Vous êtes-vous déjà demandé ce qui se passe lorsque vous mettez un cochon mort sous 300 mètres d’eau ? Nous non plus, mais apparemment, si vous êtes un taphonomiste (quelqu’un qui étudie ce qui arrive aux organismes après leur mort), cette question fait partie intégrante de votre journée.
Une équipe de chercheurs canadiens a récemment immergé deux carcasses de porc dans le détroit de Géorgie – une profonde étendue d’eau entre l’île de Vancouver et la Colombie-Britannique continentale – pour voir comment elles se décomposeraient en eau profonde. Les carcasses de porc sont à peu près aussi semblables à des humains morts qu’il est possible de l’être légalement pour ce genre de chose, et les résultats récemment publiés montrent que le corps des animaux – et sans doute le nôtre aussi – se décompose beaucoup plus vite en eau profonde que prévu.

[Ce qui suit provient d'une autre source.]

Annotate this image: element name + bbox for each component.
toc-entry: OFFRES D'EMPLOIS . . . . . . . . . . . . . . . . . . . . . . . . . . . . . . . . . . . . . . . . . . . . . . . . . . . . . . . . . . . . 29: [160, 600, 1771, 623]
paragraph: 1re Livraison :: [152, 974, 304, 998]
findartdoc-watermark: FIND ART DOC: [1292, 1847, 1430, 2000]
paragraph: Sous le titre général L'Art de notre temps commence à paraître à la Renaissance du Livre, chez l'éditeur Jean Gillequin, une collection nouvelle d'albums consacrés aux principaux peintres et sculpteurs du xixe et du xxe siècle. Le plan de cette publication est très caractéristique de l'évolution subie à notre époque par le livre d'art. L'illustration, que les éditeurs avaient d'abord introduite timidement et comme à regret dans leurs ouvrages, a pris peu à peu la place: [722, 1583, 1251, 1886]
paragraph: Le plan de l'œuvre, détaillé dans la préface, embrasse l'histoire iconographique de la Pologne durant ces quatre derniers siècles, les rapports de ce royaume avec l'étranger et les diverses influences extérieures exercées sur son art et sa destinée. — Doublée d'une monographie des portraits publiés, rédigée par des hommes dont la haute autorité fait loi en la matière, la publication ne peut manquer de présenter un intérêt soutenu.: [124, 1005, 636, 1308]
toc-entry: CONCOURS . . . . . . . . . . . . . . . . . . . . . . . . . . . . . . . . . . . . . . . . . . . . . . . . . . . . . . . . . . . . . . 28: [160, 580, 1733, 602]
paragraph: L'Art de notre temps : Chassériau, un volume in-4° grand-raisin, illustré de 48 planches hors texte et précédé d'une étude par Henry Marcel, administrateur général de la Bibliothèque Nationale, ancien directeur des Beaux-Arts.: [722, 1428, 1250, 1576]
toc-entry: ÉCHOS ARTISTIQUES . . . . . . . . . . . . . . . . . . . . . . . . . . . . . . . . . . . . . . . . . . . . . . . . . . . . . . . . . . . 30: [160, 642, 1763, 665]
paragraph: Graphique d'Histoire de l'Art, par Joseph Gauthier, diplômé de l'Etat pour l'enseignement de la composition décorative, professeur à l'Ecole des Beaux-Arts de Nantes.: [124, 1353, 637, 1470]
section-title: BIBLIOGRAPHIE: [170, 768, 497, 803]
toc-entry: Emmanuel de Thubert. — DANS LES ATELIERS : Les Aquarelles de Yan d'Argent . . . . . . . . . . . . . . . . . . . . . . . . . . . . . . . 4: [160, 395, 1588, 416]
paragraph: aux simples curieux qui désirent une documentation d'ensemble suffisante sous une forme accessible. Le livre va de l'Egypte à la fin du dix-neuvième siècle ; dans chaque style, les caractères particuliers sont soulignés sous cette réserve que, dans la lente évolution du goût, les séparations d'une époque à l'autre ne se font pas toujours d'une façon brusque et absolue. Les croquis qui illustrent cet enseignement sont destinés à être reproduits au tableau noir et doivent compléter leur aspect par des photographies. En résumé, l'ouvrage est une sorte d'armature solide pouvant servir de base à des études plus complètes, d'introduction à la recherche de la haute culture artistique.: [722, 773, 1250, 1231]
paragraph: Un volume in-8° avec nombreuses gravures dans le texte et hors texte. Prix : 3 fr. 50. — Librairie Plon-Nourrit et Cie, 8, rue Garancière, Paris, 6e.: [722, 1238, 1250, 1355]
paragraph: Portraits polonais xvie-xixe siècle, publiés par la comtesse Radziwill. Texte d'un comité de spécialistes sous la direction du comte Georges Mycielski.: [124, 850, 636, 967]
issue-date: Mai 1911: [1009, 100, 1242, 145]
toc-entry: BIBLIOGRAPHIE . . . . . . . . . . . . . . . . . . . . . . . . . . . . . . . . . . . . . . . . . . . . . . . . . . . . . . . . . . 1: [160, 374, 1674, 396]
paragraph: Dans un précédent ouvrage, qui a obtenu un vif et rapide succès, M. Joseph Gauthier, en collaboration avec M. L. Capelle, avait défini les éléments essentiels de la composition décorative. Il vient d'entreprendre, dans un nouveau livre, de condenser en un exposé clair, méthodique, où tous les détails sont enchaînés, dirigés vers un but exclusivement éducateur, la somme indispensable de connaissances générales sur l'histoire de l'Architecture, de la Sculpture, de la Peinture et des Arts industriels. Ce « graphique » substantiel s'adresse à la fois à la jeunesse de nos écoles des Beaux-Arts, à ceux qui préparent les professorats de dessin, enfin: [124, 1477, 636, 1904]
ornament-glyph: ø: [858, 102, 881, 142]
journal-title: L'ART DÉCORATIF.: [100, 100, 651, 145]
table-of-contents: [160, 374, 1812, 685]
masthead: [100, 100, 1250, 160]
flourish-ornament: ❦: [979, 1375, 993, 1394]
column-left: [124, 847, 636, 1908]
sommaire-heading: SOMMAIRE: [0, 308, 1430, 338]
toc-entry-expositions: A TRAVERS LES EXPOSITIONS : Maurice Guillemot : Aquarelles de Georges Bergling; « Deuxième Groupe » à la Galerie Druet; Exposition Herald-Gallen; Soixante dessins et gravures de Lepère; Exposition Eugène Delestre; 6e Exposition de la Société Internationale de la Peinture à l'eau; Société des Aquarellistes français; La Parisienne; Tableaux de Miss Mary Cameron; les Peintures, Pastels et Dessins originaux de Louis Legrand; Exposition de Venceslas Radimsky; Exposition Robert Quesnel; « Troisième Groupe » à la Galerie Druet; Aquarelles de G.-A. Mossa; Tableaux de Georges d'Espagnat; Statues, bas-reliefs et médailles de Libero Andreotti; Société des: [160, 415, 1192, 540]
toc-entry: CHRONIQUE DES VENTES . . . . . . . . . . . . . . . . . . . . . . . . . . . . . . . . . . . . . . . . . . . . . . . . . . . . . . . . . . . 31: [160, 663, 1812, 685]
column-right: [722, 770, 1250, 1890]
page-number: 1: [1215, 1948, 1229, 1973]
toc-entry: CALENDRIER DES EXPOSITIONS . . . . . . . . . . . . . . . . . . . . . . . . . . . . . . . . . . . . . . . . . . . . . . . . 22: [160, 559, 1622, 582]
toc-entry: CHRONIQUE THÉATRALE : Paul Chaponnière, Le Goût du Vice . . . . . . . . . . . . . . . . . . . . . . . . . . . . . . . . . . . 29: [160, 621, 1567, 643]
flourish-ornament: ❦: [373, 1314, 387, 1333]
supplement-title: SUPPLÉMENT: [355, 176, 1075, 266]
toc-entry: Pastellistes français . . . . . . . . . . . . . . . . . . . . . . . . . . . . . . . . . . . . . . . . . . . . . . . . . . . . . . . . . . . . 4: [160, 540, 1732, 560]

Bien qu’elle soit fascinante uniquement en raison de l’horrible morbidité de l’ensemble, l’étude est également importante, car il est crucial pour les plongeurs de savoir dans quel état se trouve un corps immergé. En fonction du nombre de jours de disparition d’une personne, ils peuvent chercher un corps intact ou un tas d’os.
L’expérience a été réalisée à deux reprises, une fois au printemps de l’hémisphère nord et une autre fois en automne, et les corps des porcs ont été surveillés en permanence par des caméras et d’autres instruments pendant environ 150 jours à chaque fois. Les cochons ont été utilisés en raison de leur ressemblance avec les humains, tant par leur taille que par leur type de peau et leurs bactéries internes.
Des études antérieures sur les baleines et d’autres grands animaux marins ont montré que certaines grandes carcasses pouvaient passer par quatre grandes étapes de décomposition et qu’il fallait des décennies pour qu’elles soient complètement érodées. Par contre, les cochons ou les humains… pas vraiment.
PLOS One/Gail Anderson, Lynne Bell
“Des études antérieures menées à Saanich Inlet (100 mètres) et à Howe Sound (7 à 15 mètres) indiquent qu’une carcasse… serait susceptible de survivre pendant des semaines ou des mois, en fonction des niveaux d’oxygène, de la saison, de la profondeur et du fait qu’elle reste ou non en contact avec le fond marin”, a déclaré la criminologue Gail Anderson de l’Université Simon Fraser. “Cependant, nous avons constaté que dans les eaux profondes fortement oxygénées, on peut s’attendre à ce qu’un tel corps soit squelettisé en moins de quatre jours, bien que les os puissent être récupérés pendant six mois ou plus.”
La vitesse de décomposition dépend également de la période de l’année. Lorsque l’équipe a réalisé l’expérience au printemps, la carcasse a été réduite aux os en quatre jours seulement, mais en automne, il n’en a fallu que trois.
Alors pourquoi les malheureux porcs ou les humains qui se retrouvent en eau profonde se décomposent-ils beaucoup plus vite que les mammifères marins ? Si l’on en croit cette expérience, c’est parce que nous sommes un mets savoureux pour les amphipodes lyssianassidés, de petites créatures ressemblant à des crevettes, qui ont été repérées partout sur les carcasses.
PLOS One/Gail Anderson, Lynne Bell
Non seulement ces petites bêtes étaient impitoyables – elles ont détruit une carcasse de taille humaine en trois jours – mais au lieu de manger le porc de la manière habituelle (la peau en premier), elles ont mangé les organes et les tissus internes en premier, dévorant littéralement le pauvre porc de l’intérieur. Oups.
Une fois ces types partis, il était temps pour les grosses crevettes (Pandalus platyceros) de finir le travail. Tous les restes de cartilage ont été démolis par ces prédateurs un peu plus gros au dixième jour. Après cela, le pauvre porc n’était plus que des os.
PLOS One/Gail Anderson, Lynne Bell
Dans la vidéo ci-dessous, vous pouvez voir qu’un autre visiteur marin a décidé d’aller voir ce qui se passait à peu près à la moitié de l’expérience. Bien que cette pieuvre géante du Pacifique ne mange pas les restes, elle fait fuir de nombreux petits mangeurs. Rappelez-vous de ne jamais tomber dans une masse d’eau profonde – nous aimons nos organes là où ils sont.
Cette recherche a été publiée dans PLOS One.